A sentirli, son tutti contro le banche cattivone, contro i signori della crisi, contro l'assenza di qualsiasi futuro, contro le politiche di smantellamento totale dello stato sociale, contro il precariato, contro i governatori; se però qualcuno decide, come ieri a Bologna, di passare almeno un pochino all'azione e di parlare un linguaggio meno accomodante, allora scatta immediatamente la fregola della non violenza. Allora, la cosa più importante diventa non disturbare troppo e sfilare ordinati e carini, incazzati o indignati sí, ma nei limiti della famosa civile convivenza. Quel che questo tempo ha di "civile", e quanto la convivenza sia stata oramai ridotta a farsi bastonare, schiantare, spolpare, incarcerare e affamare, dovrebbe essere oramai chiaro a tutti quanti; dovrebbe, dico. In Grecia è stato chiarissimo a tutti, ma là non si sono limitati a accamparsi o a sfilare tranquilli per le strade; e chissà se qualcuno si ricorda dell'Argentina del que se vayan todos. Non si è capito ancora che una vera resistenza e una vera rivolta, se la vogliamo chiamare così, non sono atti tranquilli e passivi.

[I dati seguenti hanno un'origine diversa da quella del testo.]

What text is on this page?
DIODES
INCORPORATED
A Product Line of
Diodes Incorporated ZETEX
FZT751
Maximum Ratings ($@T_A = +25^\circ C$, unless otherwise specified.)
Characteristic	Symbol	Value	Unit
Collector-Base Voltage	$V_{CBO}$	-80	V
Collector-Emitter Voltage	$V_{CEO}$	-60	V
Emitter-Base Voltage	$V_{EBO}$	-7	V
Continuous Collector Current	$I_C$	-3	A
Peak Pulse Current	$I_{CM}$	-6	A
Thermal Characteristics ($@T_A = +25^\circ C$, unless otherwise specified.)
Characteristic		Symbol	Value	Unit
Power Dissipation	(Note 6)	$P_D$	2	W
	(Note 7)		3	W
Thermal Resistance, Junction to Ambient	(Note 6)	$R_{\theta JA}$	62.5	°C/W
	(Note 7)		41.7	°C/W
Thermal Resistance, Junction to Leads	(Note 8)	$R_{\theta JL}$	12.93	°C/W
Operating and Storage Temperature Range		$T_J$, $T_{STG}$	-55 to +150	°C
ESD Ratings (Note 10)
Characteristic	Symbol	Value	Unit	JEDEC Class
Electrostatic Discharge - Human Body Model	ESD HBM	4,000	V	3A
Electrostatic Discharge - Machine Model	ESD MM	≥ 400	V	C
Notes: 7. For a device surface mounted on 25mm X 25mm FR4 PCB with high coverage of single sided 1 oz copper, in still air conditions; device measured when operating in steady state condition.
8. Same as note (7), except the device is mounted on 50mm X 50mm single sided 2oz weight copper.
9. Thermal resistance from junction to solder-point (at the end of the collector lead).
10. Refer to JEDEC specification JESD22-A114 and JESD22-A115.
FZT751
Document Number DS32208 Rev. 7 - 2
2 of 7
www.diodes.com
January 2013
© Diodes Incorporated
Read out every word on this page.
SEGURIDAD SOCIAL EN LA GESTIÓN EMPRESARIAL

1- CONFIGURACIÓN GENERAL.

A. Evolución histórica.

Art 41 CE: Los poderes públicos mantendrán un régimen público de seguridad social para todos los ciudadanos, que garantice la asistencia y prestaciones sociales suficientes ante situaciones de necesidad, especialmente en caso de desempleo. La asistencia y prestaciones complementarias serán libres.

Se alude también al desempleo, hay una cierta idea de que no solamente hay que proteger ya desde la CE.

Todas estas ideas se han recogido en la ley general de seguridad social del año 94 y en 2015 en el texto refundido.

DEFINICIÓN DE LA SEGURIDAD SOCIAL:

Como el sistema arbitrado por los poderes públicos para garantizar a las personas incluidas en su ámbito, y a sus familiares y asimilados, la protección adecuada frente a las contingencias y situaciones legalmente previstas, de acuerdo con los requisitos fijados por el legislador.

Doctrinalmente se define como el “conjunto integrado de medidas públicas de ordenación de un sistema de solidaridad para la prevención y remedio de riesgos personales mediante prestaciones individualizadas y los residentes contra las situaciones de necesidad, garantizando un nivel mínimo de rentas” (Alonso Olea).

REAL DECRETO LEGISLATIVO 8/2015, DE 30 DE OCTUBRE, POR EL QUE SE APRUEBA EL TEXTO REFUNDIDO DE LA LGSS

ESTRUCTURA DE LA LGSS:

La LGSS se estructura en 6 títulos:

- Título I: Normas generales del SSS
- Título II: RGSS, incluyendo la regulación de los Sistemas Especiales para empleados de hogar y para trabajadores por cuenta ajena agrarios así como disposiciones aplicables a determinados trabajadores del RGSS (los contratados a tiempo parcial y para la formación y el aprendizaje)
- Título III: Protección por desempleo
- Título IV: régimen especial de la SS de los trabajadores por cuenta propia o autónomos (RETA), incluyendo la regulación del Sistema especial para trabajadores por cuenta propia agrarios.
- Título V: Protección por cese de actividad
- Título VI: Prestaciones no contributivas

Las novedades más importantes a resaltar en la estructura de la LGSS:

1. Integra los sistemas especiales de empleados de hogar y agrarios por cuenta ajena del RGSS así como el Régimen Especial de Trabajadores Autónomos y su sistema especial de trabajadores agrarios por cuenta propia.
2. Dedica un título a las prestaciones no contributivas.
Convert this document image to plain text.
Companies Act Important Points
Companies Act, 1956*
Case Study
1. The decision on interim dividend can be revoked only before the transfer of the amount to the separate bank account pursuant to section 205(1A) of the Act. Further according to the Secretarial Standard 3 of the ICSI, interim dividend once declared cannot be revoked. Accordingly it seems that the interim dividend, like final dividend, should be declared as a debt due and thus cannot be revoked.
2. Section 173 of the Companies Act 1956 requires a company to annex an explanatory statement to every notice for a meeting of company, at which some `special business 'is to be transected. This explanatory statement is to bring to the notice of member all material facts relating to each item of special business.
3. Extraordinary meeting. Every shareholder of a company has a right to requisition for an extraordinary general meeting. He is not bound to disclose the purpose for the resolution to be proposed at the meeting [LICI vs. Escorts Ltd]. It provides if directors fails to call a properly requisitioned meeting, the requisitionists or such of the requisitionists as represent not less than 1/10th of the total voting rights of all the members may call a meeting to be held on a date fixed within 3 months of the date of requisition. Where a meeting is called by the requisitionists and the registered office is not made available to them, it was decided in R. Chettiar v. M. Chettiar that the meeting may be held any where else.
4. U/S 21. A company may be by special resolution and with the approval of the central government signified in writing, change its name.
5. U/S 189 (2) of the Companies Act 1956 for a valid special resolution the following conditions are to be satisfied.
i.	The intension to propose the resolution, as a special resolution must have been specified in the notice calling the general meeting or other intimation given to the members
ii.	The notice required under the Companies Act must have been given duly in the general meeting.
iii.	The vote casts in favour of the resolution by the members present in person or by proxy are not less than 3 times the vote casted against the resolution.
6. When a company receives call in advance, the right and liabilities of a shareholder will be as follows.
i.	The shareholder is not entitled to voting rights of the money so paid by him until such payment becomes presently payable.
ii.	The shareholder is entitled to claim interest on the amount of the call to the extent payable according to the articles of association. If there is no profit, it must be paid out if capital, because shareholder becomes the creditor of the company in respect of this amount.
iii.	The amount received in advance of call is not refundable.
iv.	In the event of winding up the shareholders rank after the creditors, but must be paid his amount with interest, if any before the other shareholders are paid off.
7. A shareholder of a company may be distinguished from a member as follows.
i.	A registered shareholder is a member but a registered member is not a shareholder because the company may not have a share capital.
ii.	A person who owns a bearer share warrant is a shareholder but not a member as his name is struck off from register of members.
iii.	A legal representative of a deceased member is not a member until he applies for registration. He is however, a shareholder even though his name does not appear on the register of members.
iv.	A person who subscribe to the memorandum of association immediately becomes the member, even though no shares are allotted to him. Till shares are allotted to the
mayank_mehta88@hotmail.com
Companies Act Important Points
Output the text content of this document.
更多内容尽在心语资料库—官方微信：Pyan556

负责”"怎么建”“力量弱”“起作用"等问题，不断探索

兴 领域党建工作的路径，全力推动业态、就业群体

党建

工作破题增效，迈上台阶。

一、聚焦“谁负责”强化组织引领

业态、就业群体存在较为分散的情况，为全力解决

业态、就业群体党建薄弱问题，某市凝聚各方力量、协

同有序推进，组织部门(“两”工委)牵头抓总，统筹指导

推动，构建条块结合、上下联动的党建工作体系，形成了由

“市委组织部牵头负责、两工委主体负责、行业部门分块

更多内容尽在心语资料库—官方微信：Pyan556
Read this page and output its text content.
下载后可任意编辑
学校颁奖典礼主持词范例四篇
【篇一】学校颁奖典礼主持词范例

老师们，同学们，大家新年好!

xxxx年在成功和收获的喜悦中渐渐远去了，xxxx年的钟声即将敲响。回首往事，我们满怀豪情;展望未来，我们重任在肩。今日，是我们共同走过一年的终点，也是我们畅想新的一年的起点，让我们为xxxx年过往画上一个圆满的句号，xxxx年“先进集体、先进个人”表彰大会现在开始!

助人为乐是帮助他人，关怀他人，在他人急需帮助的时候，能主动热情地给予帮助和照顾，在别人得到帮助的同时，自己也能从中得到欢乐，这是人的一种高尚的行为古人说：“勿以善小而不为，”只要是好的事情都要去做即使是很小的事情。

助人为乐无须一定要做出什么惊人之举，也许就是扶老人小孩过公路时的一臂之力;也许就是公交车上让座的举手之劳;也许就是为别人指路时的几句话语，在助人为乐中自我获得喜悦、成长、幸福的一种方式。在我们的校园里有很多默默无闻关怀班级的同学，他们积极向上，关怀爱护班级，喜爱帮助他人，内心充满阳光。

Non si è ancora ben realizzato che il famoso baratro sul quale ci troviamo tutti ha la caratteristica di farci cadere dentro, senza nessuna possibilità di rialzarci. Ma il problema principale è un altro, e consiste in una cosa che invece è stata capita benissimo, ma che si ha una fifa blu ad esprimere e portare ad una qualche conseguenza reale. Si tratta del capitalismo, vale a dire di un sistema intero. Il capitalismo non è gentile e rispettoso, e non ha nessunissima "legalità" tranne quella che impone a pecore obbedienti che belano nella loro servitù volontaria, per dirla con Étienne de la Boétie. Opporsi realmente al capitalismo non è semplice "indignazione", bensì avere ben presenti certe responsabilità, ed essere disposti ad assumersele. Finito il tempo dei giochini e dei tremori; o di là, o di qua. Chi ha ancora voglia di condannare, di stigmatizzare o quant'altro, poi non si lamenti tanto se si ritroverà calpestato. A lorsignori non importa assolutamente nulla delle proteste pacifiche, non ne hanno il benché minimo timore. A questi qui, invece, è necessario tornare a mettere paura, ed impedire loro di fare sempre e comunque ciò che vogliono.
A differenza di tanti sedicenti "resistenti" che hanno un po' troppo in mente pargoletti e famigliuole, io non avrei nessun dubbio e nessuna remora nel partecipare alla manifestazione di sabato prossimo a Roma; e non vi parteciperei affatto tenendomi fuori da forme gentili e anodine di protesta. Purtroppo, e sottolineo purtroppo, le mie attuali condizioni fisiche me lo impediscono. Per quel che può valere, sarò con la mente e con il cuore con chiunque intenderà far capire a certi signori e a certe "istituzioni" che è terminato il tempo della tranquillità, e che "rabbia" non è più una parola vuota o uno sterile esercizio di stile. Non amo smarcarmi, né fare ricorso alle stronzate "nonviolente" e a ciance buone soltanto per far intridere di cacaiola rotoli interi di carta igienica. Noi che volevamo approntare il mondo alla gentilezza, noi non si poté essere gentili: sarà bene, d'ora in poi, ricordarsi di queste parole scritte da Bertolt Brecht in finsteren Zeiten. E questi tempi non hanno nulla di meno cupo.
Nella foto: Mohandas Karamchand Gandhi attorniato da gerarchi fascisti durante la sua visita in Italia, se ben mi ricordo nel 1934. In Sudafrica, mentre lottava contro la discriminazione nei confronti dei "suoi" indiani, ebbe di converso a pronunciare e scrivere parole di autentico disprezzo razzista nei confronti dei nativi africani, da lui chiamati kaffirs esattamente come li chiamavano i boeri: "Sono ignoranti, incivili, animali. La sola ambizione dei kaffirs è raccogliere una certa quantità di bestiame con cui comprare una moglie e poi passare la loro vita nudi, nell'indolenza. Sono degli sfaticati, una specie di umanità quasi sconosciuta tra gli indiani".